At its simplest, encryption is the process of converting readable data (called plaintext) into an unreadable format (called ciphertext) using a mathematical algorithm and a key. Only someone who has the correct key can convert the ciphertext back into readable data. Without the key, the encrypted data is essentially meaningless, even if an attacker gains access to it.

Think of it like a lockbox. You put a document inside, lock it with a key, and send the lockbox to someone. Even if a thief intercepts the lockbox, they cannot read the document without the key. Encryption does the same thing with digital data.

Symmetric Encryption

Symmetric encryption uses a single key for both encrypting and decrypting data. The sender encrypts the data with the key, and the receiver decrypts it with the same key. The challenge is obvious: both parties need to have the key, and if the key is intercepted during transmission, the encryption is compromised.

The most widely used symmetric encryption algorithm is AES-256 (Advanced Encryption Standard with a 256-bit key). AES-256 is the standard adopted by the U.S. government for protecting classified information. It is considered computationally infeasible to break with current technology, including quantum computing for the foreseeable future. When you hear that something uses "military-grade encryption," it almost always means AES-256.

Asymmetric Encryption

Asymmetric encryption, also called public-key cryptography, solves the key-sharing problem by using two mathematically related keys: a public key and a private key. Anyone can encrypt data using the public key, but only the holder of the corresponding private key can decrypt it.

Asymmetric encryption is the foundation of secure internet communication. When you visit a website with HTTPS, your browser uses the website's public key to establish an encrypted connection. RSA and Elliptic Curve Cryptography (ECC) are the most common asymmetric algorithms.

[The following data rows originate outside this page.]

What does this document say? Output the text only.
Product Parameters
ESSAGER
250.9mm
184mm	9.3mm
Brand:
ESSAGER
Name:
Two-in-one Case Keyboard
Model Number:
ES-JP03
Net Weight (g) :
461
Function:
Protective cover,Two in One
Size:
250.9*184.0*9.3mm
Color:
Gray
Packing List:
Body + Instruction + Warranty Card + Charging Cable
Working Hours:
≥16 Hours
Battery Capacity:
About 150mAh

In practice, most systems use a combination: asymmetric encryption to securely exchange a symmetric key, and then symmetric encryption for the actual data transfer, because symmetric encryption is much faster for large volumes of data.

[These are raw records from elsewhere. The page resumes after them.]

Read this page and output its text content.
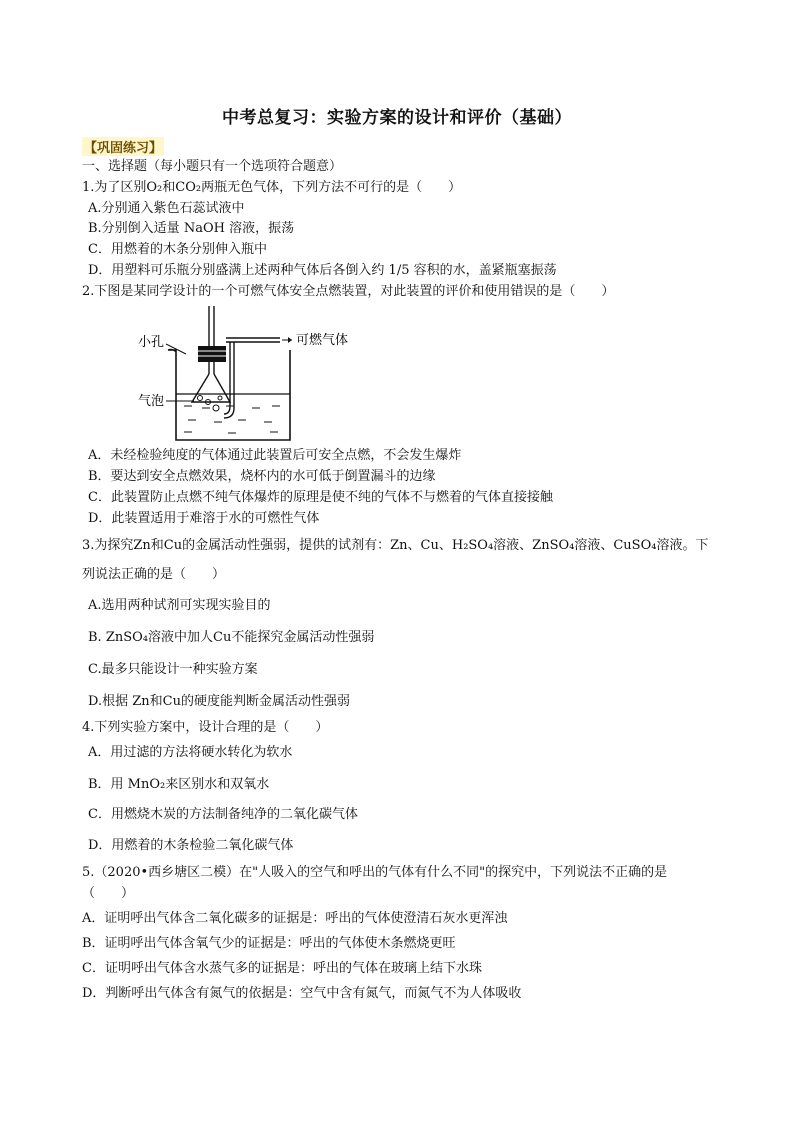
中考总复习：实验方案的设计和评价（基础）
【巩固练习】
一、选择题（每小题只有一个选项符合题意）
1.为了区别O₂和CO₂两瓶无色气体，下列方法不可行的是（　　）
A.分别通入紫色石蕊试液中
B.分别倒入适量 NaOH 溶液，振荡
C．用燃着的木条分别伸入瓶中
D．用塑料可乐瓶分别盛满上述两种气体后各倒入约 1/5 容积的水，盖紧瓶塞振荡
2.下图是某同学设计的一个可燃气体安全点燃装置，对此装置的评价和使用错误的是（　　）
小孔	可燃气体
气泡
A．未经检验纯度的气体通过此装置后可安全点燃，不会发生爆炸
B．要达到安全点燃效果，烧杯内的水可低于倒置漏斗的边缘
C．此装置防止点燃不纯气体爆炸的原理是使不纯的气体不与燃着的气体直接接触
D．此装置适用于难溶于水的可燃性气体
3.为探究Zn和Cu的金属活动性强弱，提供的试剂有：Zn、Cu、H₂SO₄溶液、ZnSO₄溶液、CuSO₄溶液。下
列说法正确的是（　　）
A.选用两种试剂可实现实验目的
B. ZnSO₄溶液中加人Cu不能探究金属活动性强弱
C.最多只能设计一种实验方案
D.根据 Zn和Cu的硬度能判断金属活动性强弱
4.下列实验方案中，设计合理的是（　　）
A．用过滤的方法将硬水转化为软水
B．用 MnO₂来区别水和双氧水
C．用燃烧木炭的方法制备纯净的二氧化碳气体
D．用燃着的木条检验二氧化碳气体
5.（2020•西乡塘区二模）在"人吸入的空气和呼出的气体有什么不同"的探究中，下列说法不正确的是
（　　）
A．证明呼出气体含二氧化碳多的证据是：呼出的气体使澄清石灰水更浑浊
B．证明呼出气体含氧气少的证据是：呼出的气体使木条燃烧更旺
C．证明呼出气体含水蒸气多的证据是：呼出的气体在玻璃上结下水珠
D．判断呼出气体含有氮气的依据是：空气中含有氮气，而氮气不为人体吸收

TLS: Encryption in Action on the Internet

Transport Layer Security (TLS) is the protocol that encrypts data as it travels across the internet. Every time you see the padlock icon in your browser's address bar, TLS is at work. TLS protects email transmission, web browsing, file transfers, VPN connections, and API communications.

TLS replaced the older SSL (Secure Sockets Layer) protocol, though people still commonly say "SSL" when they mean TLS. Current best practice requires TLS 1.2 or TLS 1.3. Older versions have known vulnerabilities and should be disabled.

For businesses, ensuring TLS is properly configured across all systems, including web servers, email servers, and application APIs, is a baseline security requirement, not an optional enhancement.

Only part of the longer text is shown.